A breakdown of Saturday’s game against Baylor


    When Baylor quarterback Robert Griffin suffered a season-ending injury in the Bears’ third game of the season last year, it effectively derailed any postseason plans Baylor may have had before the team ever really started.

    Baylor’s offense fell from averaging almost 196 rushing yards per game in 2008 to about 101 yards mostly without Griffin in 2009. But the Bears’ quarterback isn’t just a runner. He completed 65 percent of his throws through two games in 2009, with 481 yards and no interceptions along with four touchdowns.

    Without Griffin, Baylor was abused in Big-12 play on their way to a 4-8 record. This year, Griffin again has stellar numbers entering the third game of the season, this Saturday at No. 4 TCU. For the Horned Frogs, the plan should be simple. Shut down Griffin, shut down Baylor.

    TCU Offensive Line vs. Baylor Defensive Line

    TCU center Jake Kirkpatrick can line up with anyone in the country, as he and his line proved handling Stephen Paea and the Oregon State pass rush. Senior quarterback Andy Dalton has yet to be pushed around in the pocket, and has proven to be a smart scrambler when he sees an open opportunity. In addition, the offensive line has made running backs Ed Wesley and Matthew Tucker into valuable weapons to eat up clock and march consistently downfield.

    Baylor senior nose guard Phil Taylor draws the short straw this week, and will be lined up against Kirkpatrick. Taylor transferred from Penn State to Baylor, but didn’t prove to be the difference maker Bears coach Art Briles was hoping for when he got on the field last year. Taylor has already bested his two and a half tackles for loss last year, he has 3 so far in 2010, and is joined by redshirt freshman Tevin Elliot at defensive end. Elliot has 10 tackles, a sack and three tackles for a loss so far this year.

    However, the Horned Frog offensive line is too experienced to allow heavy pressure against the Baylor defense, and should win the battle handedly.

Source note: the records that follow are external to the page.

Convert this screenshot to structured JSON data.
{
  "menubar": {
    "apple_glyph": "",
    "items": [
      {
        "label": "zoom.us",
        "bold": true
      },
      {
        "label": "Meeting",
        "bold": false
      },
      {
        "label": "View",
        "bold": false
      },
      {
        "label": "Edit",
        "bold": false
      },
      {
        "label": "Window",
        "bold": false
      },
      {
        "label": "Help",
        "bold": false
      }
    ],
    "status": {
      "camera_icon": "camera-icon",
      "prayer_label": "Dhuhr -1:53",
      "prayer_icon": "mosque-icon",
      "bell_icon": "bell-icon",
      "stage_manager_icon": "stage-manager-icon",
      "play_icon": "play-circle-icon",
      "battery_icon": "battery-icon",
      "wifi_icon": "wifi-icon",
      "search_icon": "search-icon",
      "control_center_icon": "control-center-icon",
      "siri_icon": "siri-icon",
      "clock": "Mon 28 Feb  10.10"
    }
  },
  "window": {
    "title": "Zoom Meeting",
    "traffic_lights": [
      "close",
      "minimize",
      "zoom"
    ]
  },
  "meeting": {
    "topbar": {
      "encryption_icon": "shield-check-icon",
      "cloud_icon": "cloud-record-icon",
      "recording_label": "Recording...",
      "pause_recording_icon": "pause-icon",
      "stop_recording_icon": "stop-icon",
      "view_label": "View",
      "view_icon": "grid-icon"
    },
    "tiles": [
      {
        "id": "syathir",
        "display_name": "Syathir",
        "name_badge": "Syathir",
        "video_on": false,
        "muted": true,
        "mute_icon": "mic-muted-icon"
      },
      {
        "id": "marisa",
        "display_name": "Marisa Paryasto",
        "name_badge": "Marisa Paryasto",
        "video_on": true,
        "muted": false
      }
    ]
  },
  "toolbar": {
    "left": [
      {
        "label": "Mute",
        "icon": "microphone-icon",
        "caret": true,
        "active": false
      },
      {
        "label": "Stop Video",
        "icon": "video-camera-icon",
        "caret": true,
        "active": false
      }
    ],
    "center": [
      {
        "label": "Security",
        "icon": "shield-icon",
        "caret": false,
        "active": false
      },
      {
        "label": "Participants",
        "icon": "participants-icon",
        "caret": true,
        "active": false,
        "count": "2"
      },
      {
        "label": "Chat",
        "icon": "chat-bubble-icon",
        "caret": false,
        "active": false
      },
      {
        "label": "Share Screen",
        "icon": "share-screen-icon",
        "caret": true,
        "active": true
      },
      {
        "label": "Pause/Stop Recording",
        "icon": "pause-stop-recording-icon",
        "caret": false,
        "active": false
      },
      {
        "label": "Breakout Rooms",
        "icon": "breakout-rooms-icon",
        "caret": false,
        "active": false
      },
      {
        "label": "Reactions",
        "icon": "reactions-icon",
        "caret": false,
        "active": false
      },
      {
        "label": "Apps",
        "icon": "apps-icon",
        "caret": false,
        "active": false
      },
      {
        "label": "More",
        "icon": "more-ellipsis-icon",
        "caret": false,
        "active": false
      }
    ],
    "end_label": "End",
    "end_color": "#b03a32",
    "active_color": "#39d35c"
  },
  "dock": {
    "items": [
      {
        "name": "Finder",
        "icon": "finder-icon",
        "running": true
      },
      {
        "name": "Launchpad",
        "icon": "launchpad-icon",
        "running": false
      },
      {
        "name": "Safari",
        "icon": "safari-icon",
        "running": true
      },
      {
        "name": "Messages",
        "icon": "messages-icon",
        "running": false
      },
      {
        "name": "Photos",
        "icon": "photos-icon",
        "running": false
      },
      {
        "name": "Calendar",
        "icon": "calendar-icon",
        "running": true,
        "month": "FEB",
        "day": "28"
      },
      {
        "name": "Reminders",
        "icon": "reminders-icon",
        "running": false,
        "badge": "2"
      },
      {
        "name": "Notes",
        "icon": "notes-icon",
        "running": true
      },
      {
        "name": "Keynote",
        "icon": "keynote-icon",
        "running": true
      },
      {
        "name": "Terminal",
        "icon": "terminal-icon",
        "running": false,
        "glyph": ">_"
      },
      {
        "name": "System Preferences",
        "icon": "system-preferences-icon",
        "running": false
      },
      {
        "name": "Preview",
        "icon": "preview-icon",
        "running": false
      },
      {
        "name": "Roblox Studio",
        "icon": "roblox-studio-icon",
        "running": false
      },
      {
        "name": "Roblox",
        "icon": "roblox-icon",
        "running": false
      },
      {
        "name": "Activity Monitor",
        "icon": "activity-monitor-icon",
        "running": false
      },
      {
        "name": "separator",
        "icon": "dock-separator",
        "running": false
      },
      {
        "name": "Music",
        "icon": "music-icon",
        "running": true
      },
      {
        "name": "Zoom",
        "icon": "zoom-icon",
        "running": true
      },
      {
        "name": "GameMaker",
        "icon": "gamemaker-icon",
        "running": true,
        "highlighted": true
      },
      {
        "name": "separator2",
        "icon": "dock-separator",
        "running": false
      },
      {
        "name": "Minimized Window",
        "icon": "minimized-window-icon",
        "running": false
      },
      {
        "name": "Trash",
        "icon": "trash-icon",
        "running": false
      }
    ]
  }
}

    Baylor Offensive Line vs. TCU Defensive Line

    The TCU defensive ends were a big question mark heading into the season but after two games, senior Wayne Daniels and company look just fine. Daniels already has three and a half sacks and five tackles for loss and on the other end of the line, redshirt freshman Stansly Maponga is growing into his role.

    On the offensive line, Baylor lost two three-year starters heading into the season. They entered the year with only 37 starts between their offensive linemen, but they have given up a single sack so far this year and have averaged 187 rushing yards over their first two games.

    Though there were concerns at both TCU and Baylor, these units have been solid so far. TCU should have an advantage, so long as Daniels is active.

    TCU Offensive Skill Positions vs. Baylor’s Defensive Backfield

    Dalton has led the Frogs to 905 yards of total offense through two games. The TCU attack has been 61 percent on the ground so far, a good balance for a team that should be controlling the clock. Dalton has also spread the ball around well through two games, with five receivers with at least three catches this year. The offense should never be outgunned this year.

    Baylor’s defensive backs and linebackers are simply middle of the road. Each unit lost two starters, but each returns a good amount of depth. The one player to watch is true freshman cornerback Ahmad Dixon, who was rated 15th nationally at his position by ESPNU last spring. Dalton may choose to pick on the youngster.

    TCU’s Defensive Backfield vs. Baylor’s Offensive Skill Positions

    Containing Robert Griffin will be the key task for Horned Frog linebackers. As the numbers show, having Griffin under center relieves some of the pressure off of the Bears’ run game, which yields much better results. However, the Horned Frog run defense has been perennially exceptional for the last decade. Patterson’s speedy 4-2-5 defense is a nightmare for running backs. Baylor returns senior Jay Finley at running back, who’s averaged 6.7 yards per carry so far, but that number should be dropping after Saturday.

    In the pass game, Griffin set an NCAA freshman record by throwing 209 straight passes without an interception in 2008. He is accurate and while he doesn’t have a complement of weapons like Dalton, Bears receiver Kendall Wright put up good numbers last year with a backup quarterback. With Griffin getting him the ball, he may demand some help in coverage.

    In reality its hard to get a feel for how good the Bears offense is this season, given the quality of the teams they’ve played. Griffin has led Baylor to wins over Sam Houston State and Buffalo, with both coming at home.

    Josh Davis is a senior broadcast journalism major from Dallas.